Radiohead's "In Rainbows" is one of those albums that landed and made a giant splash among the legions of fans and has quickly become a definitive Radiohead master work. As a non Radiohead fan myself, I still appreciate the way that the band consistently release innovative and experimental work that are absolutely unique to the band. The sound is like nothing else out there and each album tends to be a different beast, but I am not as impressed with this as "OK Computer", "Kid A" or "King of Limbs". Thom Yorke is the key member with his high falsetto relaxed vocal approach. Since 'Creep' was released, there has been nothing else like his vocal technique. It may even take a while to latch onto this at times as he becomes muffled and inaudible on some releases. "In Rainbows" gives him a vehicle to shine out his vocals, among some very powerful musical rhythms.
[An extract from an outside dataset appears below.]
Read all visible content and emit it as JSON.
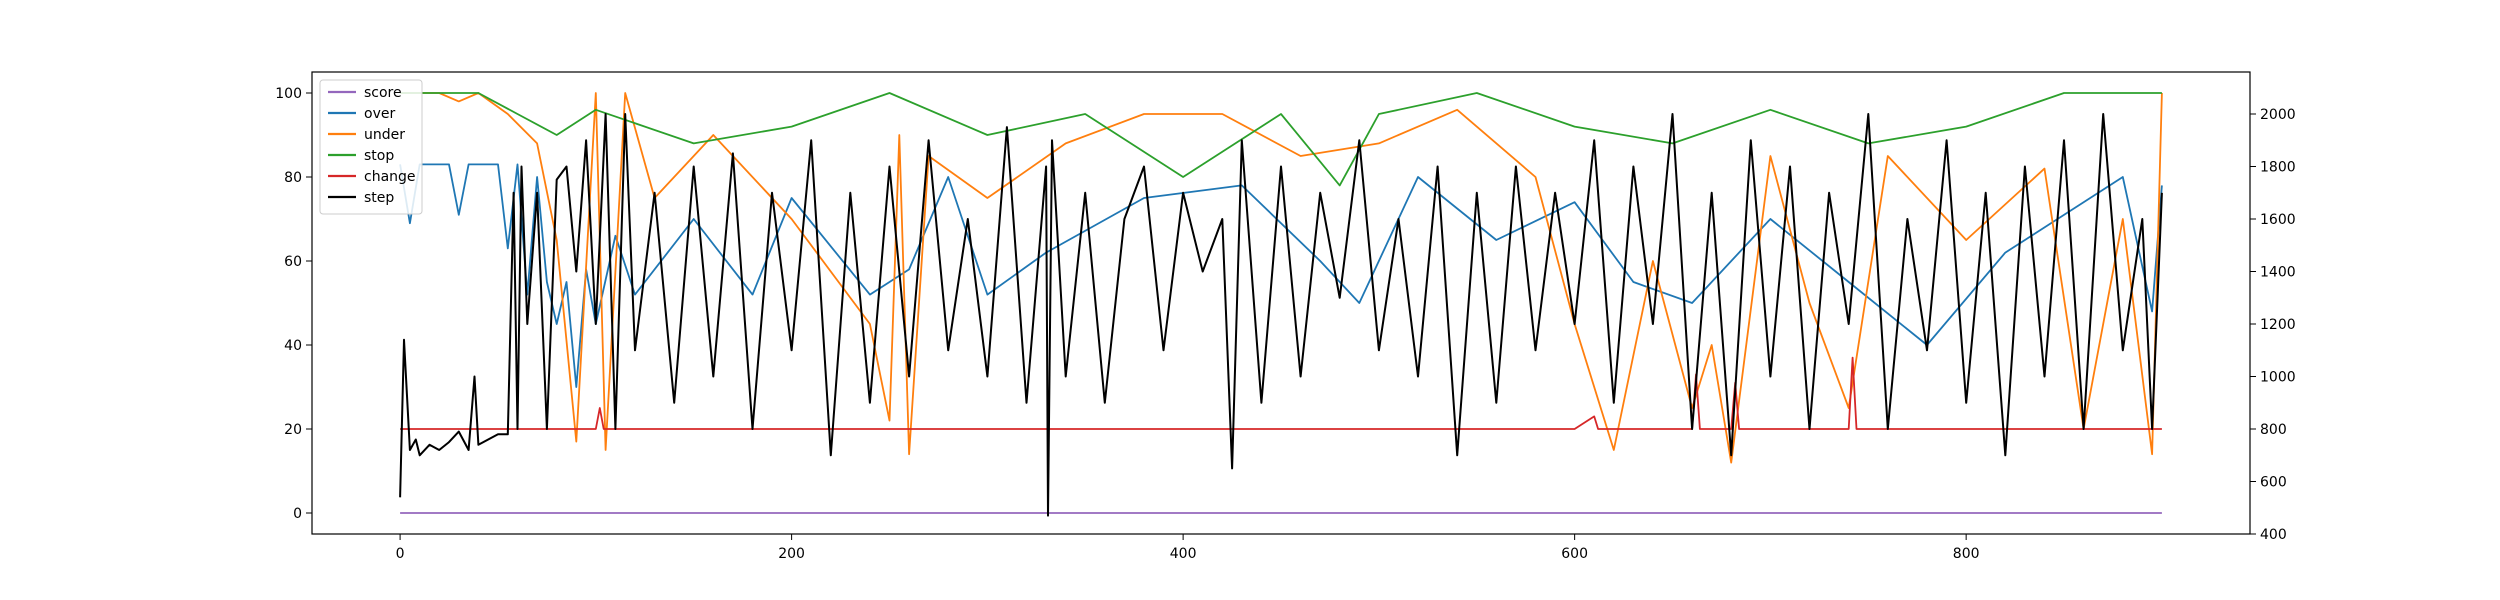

The album begins with fractured percussion and some familiar vocal sounds to Radiohead. I am quite taken with the heavier music on songs such as the driving rocker 'Bodysnatchers' that features an impressive lead break that has spacey Hawkwind overtones, long sustained atmospheric notes reverberate across the heavy soundscape. It has become one of my favourite Radiohead tracks. The ending section is incredible and reminds me a lot like The Mars Volta.

The album settles into soulful darker ambience with the backwards upsweeps of guitar and symphonic strings generating a ghostly preternatural atmosphere on 'Nude'. What is this song about? Yorke has a sad timber in his voice with very high octave range. The guitar is delightful, heard over a jazz fusion percussion.

I like Selway's drumming in particular on this album such as the driving rhythms on 'Weird Fishes/Arpeggi'. Yorke bemoans the though that we are all fishes and we get eaten by the worms. It ois not the first time he has likened us to an animal lifeform of course, you may remember he likens us to insects that are crushed on "Ok Computer". It is all about the infinitesimal human condition battling against the social power structures, or is it simply a suicide note to the world. In any case the music is magnetic and draws one in inexorably towards the darkest recess of the human conscious. Is this why they are such a popular band, the fact that they speak to a dying generation?

It is all rather depressing and continues to get darker on the buzzing drones of 'All I Need'. The synth sounds reminds me of Depeche Mode in their dark era, and it is hypnotically beautiful. "You are all I need, I'm in the middle of your picture, dying in the reeds, perhaps sums up the track, a low point in the protagonist's life.

The album flows into some streams of misery as it continues. We hear the broken fragments of a damaged soul. I am not interested in the droll 'Faust Arp' or the caterwauling of 'Reckoner' with a high falsetto that grates on my nerves, and I think the album really suffers in the final half after a promising start.

The musicianship is fine on 'House of Cards' especially the guitar screeches, and I am quite taken with Yorke's introspective vocals. This is the longest song with a chronometer of 5:28 but it tends to drone on too long with a simple structure and very little diversity, resting on a simplistic riff and spacey sonics.

'Jigsaw Falling Into Place' is a single from the album and certainly is more accessible, though still very Avante rock in terms of structure and feel. The vocals are lower and consequently more audible; "come on and let it out". There is a great rocking keynote metronome swinging beat. The instrumental break is excellent and overall it is a highlight on the album.

'Videotape' concludes the album with a minimalist piano, and Yorke's vocals mixed to the front. I am not a fan of this style, and it seems like it wallows too much on depressing themes and melodies to be enjoyable. Perhaps the appeal of Radiohead is the depressing vibe the band generate, and this no doubt speaks to an unhappy generation. I don't mind this thematic content as long as the music is consistently dynamic and appealing to the ears. Unfortunately this album runs out of steam well before the final piano note, and I can only enjoy the first half of the album and the one track at the end, therefore will have to stick to 3 stars on this one.